Tune changed in hours leading up to a kilometer-high lava fountain
Mount Etna, Italy: one of the most active volcanoes in the world. For Boise State University geoscientist Jeffrey Johnson, this volcano's special "voice" is proving key to understanding the linguistics of volcanoes.
Johnson and collaborators studied inaudible infrasound at Mount Etna and identified an infrasonic signal from the volcano, the tune of which changed in the hours leading up to a kilometer-high lava fountain, lasting hours.
"We were listening to the volcanic conduit becoming shorter as magma was rising; this type of signal is called gliding," says Johnson. The U.S. National Science Foundation-supported researchers published their results in Scientific Reports. "It's exciting to see how fast volcanology is advancing as tools like infrasound are explored by this and other research teams," said Jennifer Wade, a program director in NSF's Division of Earth Sciences.

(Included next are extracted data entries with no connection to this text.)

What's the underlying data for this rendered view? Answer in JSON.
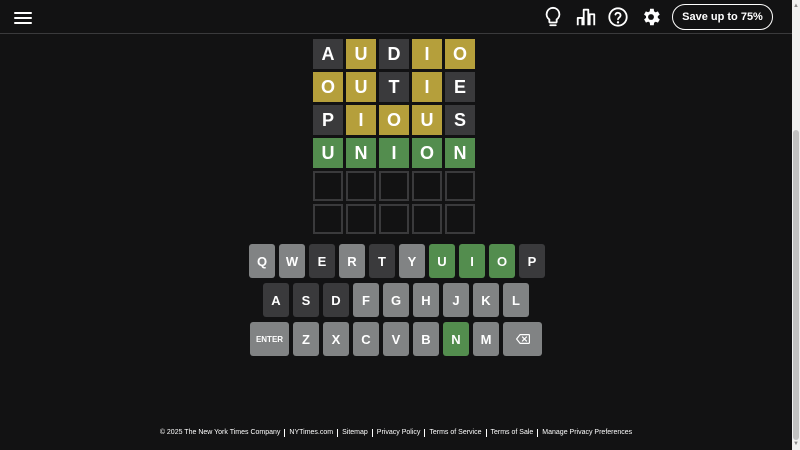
{
  "header": {
    "icons": [
      "menu-icon",
      "lightbulb-icon",
      "stats-icon",
      "help-icon",
      "gear-icon"
    ],
    "save_button_label": "Save up to 75%"
  },
  "board": {
    "rows": [
      [
        {
          "letter": "A",
          "state": "absent"
        },
        {
          "letter": "U",
          "state": "present"
        },
        {
          "letter": "D",
          "state": "absent"
        },
        {
          "letter": "I",
          "state": "present"
        },
        {
          "letter": "O",
          "state": "present"
        }
      ],
      [
        {
          "letter": "O",
          "state": "present"
        },
        {
          "letter": "U",
          "state": "present"
        },
        {
          "letter": "T",
          "state": "absent"
        },
        {
          "letter": "I",
          "state": "present"
        },
        {
          "letter": "E",
          "state": "absent"
        }
      ],
      [
        {
          "letter": "P",
          "state": "absent"
        },
        {
          "letter": "I",
          "state": "present"
        },
        {
          "letter": "O",
          "state": "present"
        },
        {
          "letter": "U",
          "state": "present"
        },
        {
          "letter": "S",
          "state": "absent"
        }
      ],
      [
        {
          "letter": "U",
          "state": "correct"
        },
        {
          "letter": "N",
          "state": "correct"
        },
        {
          "letter": "I",
          "state": "correct"
        },
        {
          "letter": "O",
          "state": "correct"
        },
        {
          "letter": "N",
          "state": "correct"
        }
      ],
      [
        {
          "letter": "",
          "state": "empty"
        },
        {
          "letter": "",
          "state": "empty"
        },
        {
          "letter": "",
          "state": "empty"
        },
        {
          "letter": "",
          "state": "empty"
        },
        {
          "letter": "",
          "state": "empty"
        }
      ],
      [
        {
          "letter": "",
          "state": "empty"
        },
        {
          "letter": "",
          "state": "empty"
        },
        {
          "letter": "",
          "state": "empty"
        },
        {
          "letter": "",
          "state": "empty"
        },
        {
          "letter": "",
          "state": "empty"
        }
      ]
    ]
  },
  "keyboard": {
    "rows": [
      [
        {
          "key": "Q",
          "state": "unused"
        },
        {
          "key": "W",
          "state": "unused"
        },
        {
          "key": "E",
          "state": "absent"
        },
        {
          "key": "R",
          "state": "unused"
        },
        {
          "key": "T",
          "state": "absent"
        },
        {
          "key": "Y",
          "state": "unused"
        },
        {
          "key": "U",
          "state": "correct"
        },
        {
          "key": "I",
          "state": "correct"
        },
        {
          "key": "O",
          "state": "correct"
        },
        {
          "key": "P",
          "state": "absent"
        }
      ],
      [
        {
          "key": "A",
          "state": "absent"
        },
        {
          "key": "S",
          "state": "absent"
        },
        {
          "key": "D",
          "state": "absent"
        },
        {
          "key": "F",
          "state": "unused"
        },
        {
          "key": "G",
          "state": "unused"
        },
        {
          "key": "H",
          "state": "unused"
        },
        {
          "key": "J",
          "state": "unused"
        },
        {
          "key": "K",
          "state": "unused"
        },
        {
          "key": "L",
          "state": "unused"
        }
      ],
      [
        {
          "key": "ENTER",
          "state": "unused",
          "wide": true
        },
        {
          "key": "Z",
          "state": "unused"
        },
        {
          "key": "X",
          "state": "unused"
        },
        {
          "key": "C",
          "state": "unused"
        },
        {
          "key": "V",
          "state": "unused"
        },
        {
          "key": "B",
          "state": "unused"
        },
        {
          "key": "N",
          "state": "correct"
        },
        {
          "key": "M",
          "state": "unused"
        },
        {
          "key": "",
          "icon": "backspace-icon",
          "state": "unused",
          "wide": true
        }
      ]
    ]
  },
  "footer": {
    "links": [
      "© 2025 The New York Times Company",
      "NYTimes.com",
      "Sitemap",
      "Privacy Policy",
      "Terms of Service",
      "Terms of Sale",
      "Manage Privacy Preferences"
    ]
  },
  "colors": {
    "background": "#121213",
    "absent": "#3a3a3c",
    "present": "#b59f3b",
    "correct": "#538d4e",
    "unused_key": "#818384"
  }
}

Johnson and the team are corroborating a hypothesis from previous work in Chile, where scientists speculated that rising magma in the conduit was responsible for rising frequencies.
"The exciting part is that we can apply this tool to other volcanoes in the hope we can forecast future big eruptions," Johnson said. "Volcano monitoring with infrasound is a growing field. Our lab at Boise State is capable of building scientific-grade infrasound sensors at very low cost and promoting this technology to a global network of collaborators."